Neuroeconomics and the Governance of Choice

Schull Lecture Photos

Thursday, February 28, 2013 - 12:00pm to 2:00pm

Cowles Auditorium, Humphrey School of Public Affairs

What happens when brain science enters the policy arena? As our country faces economic, health, and environmental crises, a growing number of policy makers are looking to brain research to find better ways of guiding behavior and creating wise templates for governance.

Neuroeconomics, which marries behavioral economics research with neuroscience tools, looks at one aspect of human behavior particularly relevant to public policy — we nearly always value the present at the expense of the future.

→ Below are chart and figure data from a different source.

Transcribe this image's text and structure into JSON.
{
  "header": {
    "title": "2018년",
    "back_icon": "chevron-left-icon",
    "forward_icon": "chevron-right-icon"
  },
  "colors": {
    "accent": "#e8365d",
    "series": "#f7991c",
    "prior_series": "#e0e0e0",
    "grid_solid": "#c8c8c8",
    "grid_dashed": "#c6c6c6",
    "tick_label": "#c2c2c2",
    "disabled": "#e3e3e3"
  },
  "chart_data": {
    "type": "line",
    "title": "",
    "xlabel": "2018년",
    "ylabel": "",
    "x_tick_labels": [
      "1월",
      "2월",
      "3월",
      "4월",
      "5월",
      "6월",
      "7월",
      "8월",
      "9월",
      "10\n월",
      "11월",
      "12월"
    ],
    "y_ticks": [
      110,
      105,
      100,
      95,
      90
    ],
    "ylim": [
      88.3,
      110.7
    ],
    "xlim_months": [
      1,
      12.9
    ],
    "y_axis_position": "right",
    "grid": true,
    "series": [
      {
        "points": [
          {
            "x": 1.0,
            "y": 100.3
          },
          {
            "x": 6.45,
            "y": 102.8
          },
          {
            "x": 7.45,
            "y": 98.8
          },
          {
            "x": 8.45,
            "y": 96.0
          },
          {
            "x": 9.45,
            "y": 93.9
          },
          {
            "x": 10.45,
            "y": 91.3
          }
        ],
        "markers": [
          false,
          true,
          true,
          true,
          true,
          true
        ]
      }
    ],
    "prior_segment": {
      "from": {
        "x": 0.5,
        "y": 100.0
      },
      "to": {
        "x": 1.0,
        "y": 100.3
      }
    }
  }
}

In this lecture, MIT cultural anthropologist Natasha Dow Schüll, PhD, explored what might happen when neuroeconomics enters the policy arena.

Commentator:
Akshay Rao, PhD
Professor, Carlson School of Management

1.5 hours of standard CLE credits approved. Event #176462

Natasha Dow Schüll is a cultural anthropologist and associate professor at MIT’s Program in Science, Technology, and Society. Her new book, Addiction by Design: Machine Gambling in Las Vegas (Princeton University Press 2012), draws on extended research among compulsive gamblers and the designers of the slot machines they play to explore the relationship between technology design and the experience of addiction. Her current, ongoing research concerns the field of neuroeconomics and what its questions and methods reveal about larger cultural values.

Prof. Schüll graduated summa cum laude from UC Berkeley’s Department of Anthropology in 1993 and returned to receive her PhD in 2003. She held postdoctoral positions as a Robert Wood Johnson Health and Society Scholar at Columbia University’s Institute for Social and Economic Research and Policy, and as a fellow at NYU’s International Center for Advanced Studies. Her research has been funded by the National Science Foundation, the Alfred P. Sloan Foundation, and the Woodrow Wilson Foundation, among other sources.